Step 3: Update Application Code

The boilerplate already includes LinkedIn authentication in the frontend code:

// frontend/services/supabase.ts
export async function signInWithLinkedIn() {
  return supabase.auth.signInWithOAuth({
    provider: 'linkedin',
    options: {
      redirectTo: `${window.location.origin}/auth/callback`,
    },
  });
}

Additional Providers

GitHub

Step 1: Create GitHub OAuth App

  1. Go to GitHub Developer Settings
  2. Click "New OAuth App"
  3. Fill in the application details
  4. Set the Authorization callback URL to: 
    https://[YOUR_PROJECT_REF].supabase.co/auth/v1/callback
  5. Register the application and note your Client ID
  6. Generate a Client Secret and note it down

Step 2: Configure Supabase

  1. Go to your Supabase project dashboard
  2. Navigate to "Authentication" > "Providers"
  3. Find "GitHub" in the list of providers and click "Edit"
  4. Toggle the "Enabled" switch to on
  5. Enter your GitHub Client ID and Client Secret
  6. Save your changes

Step 3: Add to Application Code

Add GitHub authentication to your frontend code:

// Add to frontend/services/supabase.ts
export async function signInWithGitHub() {
  return supabase.auth.signInWithOAuth({
    provider: 'github',
    options: {
      redirectTo: `${window.location.origin}/auth/callback`,
    },
  });
}

Twitter/X

Step 1: Create Twitter App

  1. Go to the Twitter Developer Portal
  2. Create a new project and app
  3. In your app settings, set up User Authentication
  4. Set the callback URL to: 
    https://[YOUR_PROJECT_REF].supabase.co/auth/v1/callback
  5. Request the necessary permissions (read email)
  6. Note your API Key and API Secret

Step 2: Configure Supabase

  1. Go to your Supabase project dashboard
  2. Navigate to "Authentication" > "Providers"
  3. Find "Twitter" in the list of providers and click "Edit"
  4. Toggle the "Enabled" switch to on
  5. Enter your Twitter API Key and API Secret
  6. Save your changes

Step 3: Add to Application Code

Add Twitter authentication to your frontend code:

// Add to frontend/services/supabase.ts
export async function signInWithTwitter() {
  return supabase.auth.signInWithOAuth({
    provider: 'twitter',
    options: {
      redirectTo: `${window.location.origin}/auth/callback`,
    },
  });
}

Apple

Setting up Apple Sign-In is more complex due to additional requirements:

  1. You need an Apple Developer account ($99/year)
  2. You must have a domain and verify ownership
  3. You need to generate and manage certificates

For detailed instructions, refer to the Supabase Apple Login Guide.

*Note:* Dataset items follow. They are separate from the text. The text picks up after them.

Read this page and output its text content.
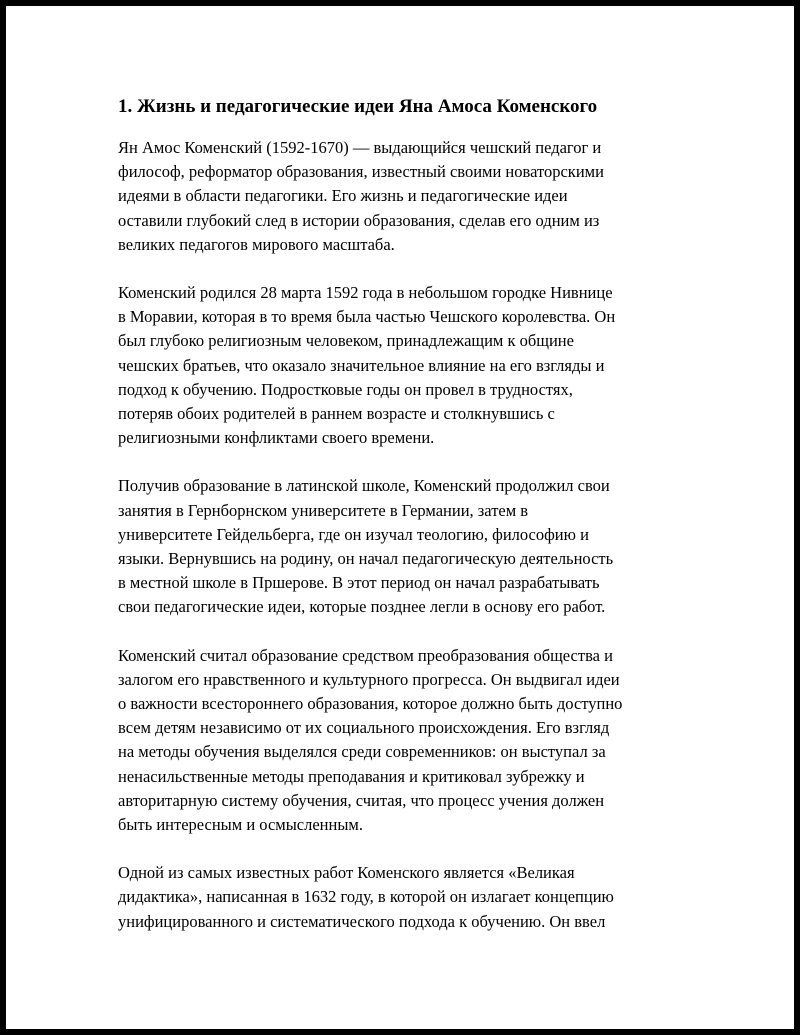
1. Жизнь и педагогические идеи Яна Амоса Коменского
Ян Амос Коменский (1592-1670) — выдающийся чешский педагог и
философ, реформатор образования, известный своими новаторскими
идеями в области педагогики. Его жизнь и педагогические идеи
оставили глубокий след в истории образования, сделав его одним из
великих педагогов мирового масштаба.
Коменский родился 28 марта 1592 года в небольшом городке Нивнице
в Моравии, которая в то время была частью Чешского королевства. Он
был глубоко религиозным человеком, принадлежащим к общине
чешских братьев, что оказало значительное влияние на его взгляды и
подход к обучению. Подростковые годы он провел в трудностях,
потеряв обоих родителей в раннем возрасте и столкнувшись с
религиозными конфликтами своего времени.
Получив образование в латинской школе, Коменский продолжил свои
занятия в Гернборнском университете в Германии, затем в
университете Гейдельберга, где он изучал теологию, философию и
языки. Вернувшись на родину, он начал педагогическую деятельность
в местной школе в Пршерове. В этот период он начал разрабатывать
свои педагогические идеи, которые позднее легли в основу его работ.
Коменский считал образование средством преобразования общества и
залогом его нравственного и культурного прогресса. Он выдвигал идеи
о важности всестороннего образования, которое должно быть доступно
всем детям независимо от их социального происхождения. Его взгляд
на методы обучения выделялся среди современников: он выступал за
ненасильственные методы преподавания и критиковал зубрежку и
авторитарную систему обучения, считая, что процесс учения должен
быть интересным и осмысленным.
Одной из самых известных работ Коменского является «Великая
дидактика», написанная в 1632 году, в которой он излагает концепцию
унифицированного и систематического подхода к обучению. Он ввел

Email/Password Authentication

To enable email/password authentication:

  1. Go to your Supabase project dashboard
  2. Navigate to "Authentication" > "Providers"
  3. Find "Email" in the list of providers and click "Edit"
  4. Configure your preferred settings:
    • Enable/disable "Confirm email"
    • Set up email templates
    • Configure security options
  5. Save your changes

Advanced Configuration

For more advanced authentication configuration, such as:

  • Custom email templates
  • Custom redirect URLs
  • Multi-factor authentication
  • Role-based access control

Refer to the Supabase Authentication Documentation.